Hearing threshold of male patients and female patients in the pedigree, males’ phenotype is more severe than females’. The threshold is the average hearing threshold of the left and right ears tested in the study begin. The blue full line shows the male patients, the red dotted line shows the female patients, excluding nonhereditary deaf patient 3-10

Within adult mouse striated muscle cells, SMPX is expressed in myofilaments and costameres, which are subsarcolemmal sites of cytoskeletal or membrane adhesion complexes [22]. Studies found that Smpx may participate in the regulation of cytoskeletal dynamics through the Rac1–p38 pathway in muscle cells [23]. SMPX stained intracellular HeLa cells, with enrichment mainly in lamellipodia, and SMPX and vinculin partially overlap in the peripheral adhesion complex. Smpx was found to be expressed in the mouse inner ear at 14.5 days of gestation and in the human inner ear at 8 weeks of gestation. Mouse cochlear immunostaining revealed that SMPX was expressed in various cells, including pillar cells, root cells, interdental cells and Böttcher cells of the limbus spiralis. Low immune SMPX activity was detected in hair cells [13]. Many genes associated with HL encode actin, actin-binding proteins, cytoskeleton proteins or motor proteins of the myosin family. Given the detection of Smpx in mouse hair cells, the association of SMPX with the cytoskeleton and its responsiveness to mechanical force, SMPX might play an important role in the protection of stereocilia, which are permanently exposed to physical forces. Thus, Smpx might have a protective role against mechanical stress in some cell types of the Corti during the process of hearing [13]. Truncated Smpx protein would not protect the cochlea from chronical mechanical stress and therefore can cause HL.

In our previous study, we identified an SMPX variant, c.55A>G, in sporadic HL patients that was predicted to be functionally deleterious and was not found in 295 normal-hearing control patients from China. In this study, we detected this variation in two male controls with normal hearing (2/576). The variant SMPX c.55A>G led to a change in the 19th amino acid from asparagine to aspartic acid, but the predicted length of the protein did not change (Fig. 3e). Asparagine and aspartic acid are similar in general structure. The function of the mutant protein is likely not significantly decreased. The MAF of this variant is 0.0001702 in the gnomAD database (http://gnomad.broadinstitute.org/), and the allele frequency is 0.0023697 (1/422) in Chinese people, proving that it may be a benign polymorphism.

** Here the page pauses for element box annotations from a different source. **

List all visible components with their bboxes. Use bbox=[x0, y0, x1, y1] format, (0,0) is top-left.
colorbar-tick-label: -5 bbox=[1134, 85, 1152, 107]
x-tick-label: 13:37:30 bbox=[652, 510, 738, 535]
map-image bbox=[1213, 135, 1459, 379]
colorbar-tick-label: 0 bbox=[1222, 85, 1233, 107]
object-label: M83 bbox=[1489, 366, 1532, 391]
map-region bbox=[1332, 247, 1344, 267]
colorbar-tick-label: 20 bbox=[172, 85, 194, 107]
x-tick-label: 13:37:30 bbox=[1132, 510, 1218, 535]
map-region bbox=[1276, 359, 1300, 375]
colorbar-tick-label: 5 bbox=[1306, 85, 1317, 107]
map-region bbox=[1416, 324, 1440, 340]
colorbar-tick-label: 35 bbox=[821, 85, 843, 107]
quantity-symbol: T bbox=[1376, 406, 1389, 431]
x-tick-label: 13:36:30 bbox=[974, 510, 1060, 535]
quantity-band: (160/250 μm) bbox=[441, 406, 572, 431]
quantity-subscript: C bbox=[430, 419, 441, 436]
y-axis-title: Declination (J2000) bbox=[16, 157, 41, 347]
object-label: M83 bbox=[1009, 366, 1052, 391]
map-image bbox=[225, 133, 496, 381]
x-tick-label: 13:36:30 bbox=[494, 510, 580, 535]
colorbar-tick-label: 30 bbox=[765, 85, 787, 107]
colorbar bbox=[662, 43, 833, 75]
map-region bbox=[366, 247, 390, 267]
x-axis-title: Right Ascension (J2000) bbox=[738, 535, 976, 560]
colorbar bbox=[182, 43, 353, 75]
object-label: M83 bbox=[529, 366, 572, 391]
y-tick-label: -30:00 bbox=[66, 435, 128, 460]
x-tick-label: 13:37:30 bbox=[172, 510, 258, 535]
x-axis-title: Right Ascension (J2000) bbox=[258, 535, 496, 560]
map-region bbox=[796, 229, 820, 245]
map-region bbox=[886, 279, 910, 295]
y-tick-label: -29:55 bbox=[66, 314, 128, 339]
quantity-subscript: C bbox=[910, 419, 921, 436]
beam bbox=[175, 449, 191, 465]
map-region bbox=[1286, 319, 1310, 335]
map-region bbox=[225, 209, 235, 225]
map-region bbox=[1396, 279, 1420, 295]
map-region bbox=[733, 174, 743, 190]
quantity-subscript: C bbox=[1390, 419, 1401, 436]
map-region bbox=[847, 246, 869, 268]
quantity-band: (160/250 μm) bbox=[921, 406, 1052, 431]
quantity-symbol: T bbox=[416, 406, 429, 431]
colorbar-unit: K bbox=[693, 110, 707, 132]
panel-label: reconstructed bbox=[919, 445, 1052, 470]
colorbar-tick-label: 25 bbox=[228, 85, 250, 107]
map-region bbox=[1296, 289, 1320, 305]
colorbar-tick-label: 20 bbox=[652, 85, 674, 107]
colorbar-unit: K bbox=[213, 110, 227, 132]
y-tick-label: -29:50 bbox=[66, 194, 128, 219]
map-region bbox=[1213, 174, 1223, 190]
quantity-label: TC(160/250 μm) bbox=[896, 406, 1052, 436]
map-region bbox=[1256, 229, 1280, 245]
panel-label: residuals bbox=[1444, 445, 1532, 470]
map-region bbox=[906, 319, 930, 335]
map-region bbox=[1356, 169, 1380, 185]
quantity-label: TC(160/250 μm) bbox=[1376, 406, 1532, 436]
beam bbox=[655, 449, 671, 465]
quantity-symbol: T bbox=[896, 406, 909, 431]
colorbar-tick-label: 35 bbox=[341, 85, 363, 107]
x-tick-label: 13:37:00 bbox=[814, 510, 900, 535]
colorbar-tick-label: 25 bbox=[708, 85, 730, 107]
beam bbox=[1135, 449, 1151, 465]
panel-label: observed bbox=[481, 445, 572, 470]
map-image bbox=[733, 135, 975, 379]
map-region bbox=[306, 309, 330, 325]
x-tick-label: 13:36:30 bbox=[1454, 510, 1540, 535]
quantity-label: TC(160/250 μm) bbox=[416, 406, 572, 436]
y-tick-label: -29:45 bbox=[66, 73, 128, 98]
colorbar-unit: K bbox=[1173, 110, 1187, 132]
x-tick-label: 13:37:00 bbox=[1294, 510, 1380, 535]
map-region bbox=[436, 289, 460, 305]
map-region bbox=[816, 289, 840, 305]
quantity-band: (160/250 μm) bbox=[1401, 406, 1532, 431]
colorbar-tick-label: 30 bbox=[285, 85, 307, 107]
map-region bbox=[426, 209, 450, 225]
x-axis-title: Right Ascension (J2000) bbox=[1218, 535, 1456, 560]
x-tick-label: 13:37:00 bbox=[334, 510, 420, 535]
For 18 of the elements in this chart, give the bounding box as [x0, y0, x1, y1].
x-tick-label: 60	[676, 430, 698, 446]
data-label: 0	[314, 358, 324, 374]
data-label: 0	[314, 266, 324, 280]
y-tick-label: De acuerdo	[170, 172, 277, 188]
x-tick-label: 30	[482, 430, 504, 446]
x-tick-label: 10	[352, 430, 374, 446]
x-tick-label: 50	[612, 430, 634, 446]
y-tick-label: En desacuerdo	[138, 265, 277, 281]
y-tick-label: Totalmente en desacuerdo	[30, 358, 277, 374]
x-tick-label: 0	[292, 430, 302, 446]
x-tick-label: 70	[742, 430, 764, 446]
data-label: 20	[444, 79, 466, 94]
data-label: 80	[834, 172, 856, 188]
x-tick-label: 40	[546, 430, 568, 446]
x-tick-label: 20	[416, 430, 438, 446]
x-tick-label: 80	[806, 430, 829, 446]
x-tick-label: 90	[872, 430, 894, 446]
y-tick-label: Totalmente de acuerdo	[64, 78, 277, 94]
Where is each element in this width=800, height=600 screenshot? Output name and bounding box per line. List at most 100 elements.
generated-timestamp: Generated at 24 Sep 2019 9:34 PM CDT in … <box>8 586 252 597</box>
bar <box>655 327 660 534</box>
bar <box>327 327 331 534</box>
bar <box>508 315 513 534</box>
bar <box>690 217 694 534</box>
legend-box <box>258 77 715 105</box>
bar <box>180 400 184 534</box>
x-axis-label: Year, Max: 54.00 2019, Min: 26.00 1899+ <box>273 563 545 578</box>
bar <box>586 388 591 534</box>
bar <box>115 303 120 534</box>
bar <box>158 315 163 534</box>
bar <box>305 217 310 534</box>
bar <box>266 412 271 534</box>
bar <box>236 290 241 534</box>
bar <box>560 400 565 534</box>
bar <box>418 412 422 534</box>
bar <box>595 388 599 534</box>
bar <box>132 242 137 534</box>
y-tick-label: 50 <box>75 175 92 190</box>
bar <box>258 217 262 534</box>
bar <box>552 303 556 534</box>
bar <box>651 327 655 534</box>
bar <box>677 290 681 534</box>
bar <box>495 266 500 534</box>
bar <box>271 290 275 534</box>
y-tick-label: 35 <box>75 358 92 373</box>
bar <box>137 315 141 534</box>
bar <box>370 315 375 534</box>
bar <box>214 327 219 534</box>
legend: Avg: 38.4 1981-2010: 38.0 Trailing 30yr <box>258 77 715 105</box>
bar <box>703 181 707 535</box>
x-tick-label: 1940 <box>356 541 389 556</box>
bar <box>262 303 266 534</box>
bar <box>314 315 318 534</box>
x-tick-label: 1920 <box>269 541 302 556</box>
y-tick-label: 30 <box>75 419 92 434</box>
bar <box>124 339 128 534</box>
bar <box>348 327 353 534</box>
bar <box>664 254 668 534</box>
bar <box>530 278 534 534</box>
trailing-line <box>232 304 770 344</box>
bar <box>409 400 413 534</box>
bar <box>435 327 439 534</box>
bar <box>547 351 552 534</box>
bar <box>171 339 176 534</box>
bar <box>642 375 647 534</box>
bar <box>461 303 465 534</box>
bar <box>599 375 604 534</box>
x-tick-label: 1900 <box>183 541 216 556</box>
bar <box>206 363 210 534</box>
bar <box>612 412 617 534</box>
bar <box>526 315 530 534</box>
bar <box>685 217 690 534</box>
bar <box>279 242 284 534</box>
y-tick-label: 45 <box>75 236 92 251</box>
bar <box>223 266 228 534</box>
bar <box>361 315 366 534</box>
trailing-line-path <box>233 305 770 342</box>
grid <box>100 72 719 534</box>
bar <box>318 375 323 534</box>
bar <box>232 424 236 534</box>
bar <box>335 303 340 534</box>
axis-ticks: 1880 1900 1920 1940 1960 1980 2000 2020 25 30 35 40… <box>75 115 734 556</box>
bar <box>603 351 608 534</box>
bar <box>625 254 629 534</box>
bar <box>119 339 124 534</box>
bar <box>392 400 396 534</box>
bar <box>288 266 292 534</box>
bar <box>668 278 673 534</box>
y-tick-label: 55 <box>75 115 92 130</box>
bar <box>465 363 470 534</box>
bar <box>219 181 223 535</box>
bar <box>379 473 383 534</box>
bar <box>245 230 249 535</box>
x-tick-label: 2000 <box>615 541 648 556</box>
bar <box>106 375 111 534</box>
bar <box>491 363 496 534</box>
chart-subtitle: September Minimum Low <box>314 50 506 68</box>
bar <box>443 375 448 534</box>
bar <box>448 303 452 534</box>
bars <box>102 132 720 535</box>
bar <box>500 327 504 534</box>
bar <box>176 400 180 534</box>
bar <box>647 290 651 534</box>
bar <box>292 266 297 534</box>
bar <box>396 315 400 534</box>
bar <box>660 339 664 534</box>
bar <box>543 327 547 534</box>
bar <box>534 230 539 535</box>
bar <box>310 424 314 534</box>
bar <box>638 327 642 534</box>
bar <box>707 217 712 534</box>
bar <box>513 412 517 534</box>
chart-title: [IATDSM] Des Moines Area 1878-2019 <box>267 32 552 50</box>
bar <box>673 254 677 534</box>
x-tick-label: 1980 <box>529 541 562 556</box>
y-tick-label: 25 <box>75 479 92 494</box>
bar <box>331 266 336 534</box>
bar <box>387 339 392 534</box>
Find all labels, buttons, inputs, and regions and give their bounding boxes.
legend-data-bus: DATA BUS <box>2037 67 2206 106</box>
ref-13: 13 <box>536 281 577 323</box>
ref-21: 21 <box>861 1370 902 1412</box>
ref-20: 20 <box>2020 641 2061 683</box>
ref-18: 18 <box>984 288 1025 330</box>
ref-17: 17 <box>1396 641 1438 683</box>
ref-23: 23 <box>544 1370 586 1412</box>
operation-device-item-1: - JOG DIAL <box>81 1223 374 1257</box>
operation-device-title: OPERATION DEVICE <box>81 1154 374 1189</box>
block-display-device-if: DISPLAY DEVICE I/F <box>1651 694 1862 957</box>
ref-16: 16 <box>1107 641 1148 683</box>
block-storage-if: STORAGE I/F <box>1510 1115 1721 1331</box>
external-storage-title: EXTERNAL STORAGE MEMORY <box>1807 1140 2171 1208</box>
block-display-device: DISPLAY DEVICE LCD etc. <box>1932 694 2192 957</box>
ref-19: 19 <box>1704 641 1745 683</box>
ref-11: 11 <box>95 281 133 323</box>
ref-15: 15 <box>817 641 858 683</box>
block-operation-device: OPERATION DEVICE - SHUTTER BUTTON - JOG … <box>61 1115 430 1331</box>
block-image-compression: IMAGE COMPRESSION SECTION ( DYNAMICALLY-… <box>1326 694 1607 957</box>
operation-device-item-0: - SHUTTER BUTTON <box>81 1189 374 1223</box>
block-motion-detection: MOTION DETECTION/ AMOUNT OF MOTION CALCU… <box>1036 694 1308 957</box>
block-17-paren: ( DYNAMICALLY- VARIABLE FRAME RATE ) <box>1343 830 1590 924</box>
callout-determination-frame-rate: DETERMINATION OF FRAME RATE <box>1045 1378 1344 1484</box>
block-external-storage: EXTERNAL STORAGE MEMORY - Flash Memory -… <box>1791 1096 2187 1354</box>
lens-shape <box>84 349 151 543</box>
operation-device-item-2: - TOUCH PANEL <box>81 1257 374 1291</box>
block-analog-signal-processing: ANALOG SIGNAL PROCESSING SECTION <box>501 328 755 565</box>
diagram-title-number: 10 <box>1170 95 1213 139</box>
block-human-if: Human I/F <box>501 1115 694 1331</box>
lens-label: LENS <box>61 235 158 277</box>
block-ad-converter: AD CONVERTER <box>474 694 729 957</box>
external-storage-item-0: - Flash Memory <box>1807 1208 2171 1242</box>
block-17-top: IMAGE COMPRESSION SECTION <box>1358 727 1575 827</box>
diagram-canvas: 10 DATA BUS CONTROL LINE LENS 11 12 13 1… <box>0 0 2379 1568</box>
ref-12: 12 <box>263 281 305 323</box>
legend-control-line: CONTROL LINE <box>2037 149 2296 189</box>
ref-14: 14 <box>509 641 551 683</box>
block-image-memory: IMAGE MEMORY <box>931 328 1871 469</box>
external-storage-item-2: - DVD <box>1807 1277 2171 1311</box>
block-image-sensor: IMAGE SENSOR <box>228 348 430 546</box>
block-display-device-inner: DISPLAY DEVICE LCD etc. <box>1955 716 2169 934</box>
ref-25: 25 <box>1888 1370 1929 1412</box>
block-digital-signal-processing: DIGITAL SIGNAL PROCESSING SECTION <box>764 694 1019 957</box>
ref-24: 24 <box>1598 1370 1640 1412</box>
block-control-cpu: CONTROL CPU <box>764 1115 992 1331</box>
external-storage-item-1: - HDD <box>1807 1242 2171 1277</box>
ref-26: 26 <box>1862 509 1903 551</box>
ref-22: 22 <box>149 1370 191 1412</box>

In conclusion, this study identified a novel SMPX mutation, c.87dupA (p. Gly30Argfs*12), using WES. This pathogenic mutation is transcribed and translated into the second shortest Smpx truncated protein known to date. The symptoms of the pathogenic mutation were characterized by an X-linked dominant inheritance pattern, sensorineural HL with early onset, normal morphological cochlea and more severe phenotypes in males. The comprehensive analysis method used herein, which included the comparison of WES results to known deafness genes as well as a family genetic characteristics analysis, will help to identify very rare HHL gene mutations and novel HHL genes. Our results have enlarged the mutation spectrum of the SMPX gene and will benefit genetic counselling based on mutation analysis for affected families.